In 1878 he obtained his medical doctorate at the University of Vienna, and later was an assistant to Hermann Edler von Zeissl (1817–1884) and Isidor Neumann (1832–1906) at the Vienna clinic of skin diseases and syphilis. Beginning in 1883 he worked as a privat-docent of dermatology, becoming an associate professor in 1894. From 1904 to 1927 he served in Vienna as director of the second department of dermatology and sexually transmitted diseases.

He was the author of the highly regarded Die Blennorrhoe der Sexualorgane und ihre Complicationen (Blennorrhea of the sexual organs and associated complications), a book that was published in several editions, and also Die Vererbung der Syphilis, a book that was an edition of Jean Alfred Fournier's work on congenital syphilis. Other noted works by Dr. Finger include.

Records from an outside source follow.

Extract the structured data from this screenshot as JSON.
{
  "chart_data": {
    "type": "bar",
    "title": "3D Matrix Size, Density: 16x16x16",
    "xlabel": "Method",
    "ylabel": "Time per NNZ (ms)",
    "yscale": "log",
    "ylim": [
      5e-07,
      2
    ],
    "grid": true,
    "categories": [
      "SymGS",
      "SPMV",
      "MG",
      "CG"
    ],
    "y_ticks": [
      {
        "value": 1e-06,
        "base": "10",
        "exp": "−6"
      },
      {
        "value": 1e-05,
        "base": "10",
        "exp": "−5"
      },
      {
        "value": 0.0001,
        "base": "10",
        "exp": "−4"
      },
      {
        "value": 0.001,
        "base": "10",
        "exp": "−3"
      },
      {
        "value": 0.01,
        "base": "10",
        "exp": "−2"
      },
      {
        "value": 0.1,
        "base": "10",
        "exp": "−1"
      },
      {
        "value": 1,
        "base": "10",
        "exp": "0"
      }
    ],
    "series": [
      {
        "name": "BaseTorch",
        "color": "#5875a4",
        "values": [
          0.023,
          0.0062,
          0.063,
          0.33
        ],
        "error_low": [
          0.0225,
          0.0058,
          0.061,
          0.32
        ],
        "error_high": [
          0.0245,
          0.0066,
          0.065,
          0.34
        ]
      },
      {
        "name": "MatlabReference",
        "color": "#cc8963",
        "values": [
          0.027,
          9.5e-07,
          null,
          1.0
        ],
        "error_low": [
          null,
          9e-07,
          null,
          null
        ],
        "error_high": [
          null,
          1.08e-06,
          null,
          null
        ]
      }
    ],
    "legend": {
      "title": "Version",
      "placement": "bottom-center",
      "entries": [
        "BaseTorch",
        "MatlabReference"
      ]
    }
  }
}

- Die Syphilis und die venerischen Krankheiten (Syphilis and venereal diseases), (three editions 1886–1896).
- Die Pathologie und Therapie der Sterilität beim Manne (The pathology and treatment of sterility in men); (1898).
From 1906 to 1919 he was president of the Wiener Ärztekammer (Vienna Medical Association), and from 1925 to 1931, he served as president of the Obersten Sanitätsrates (Supreme Health Council).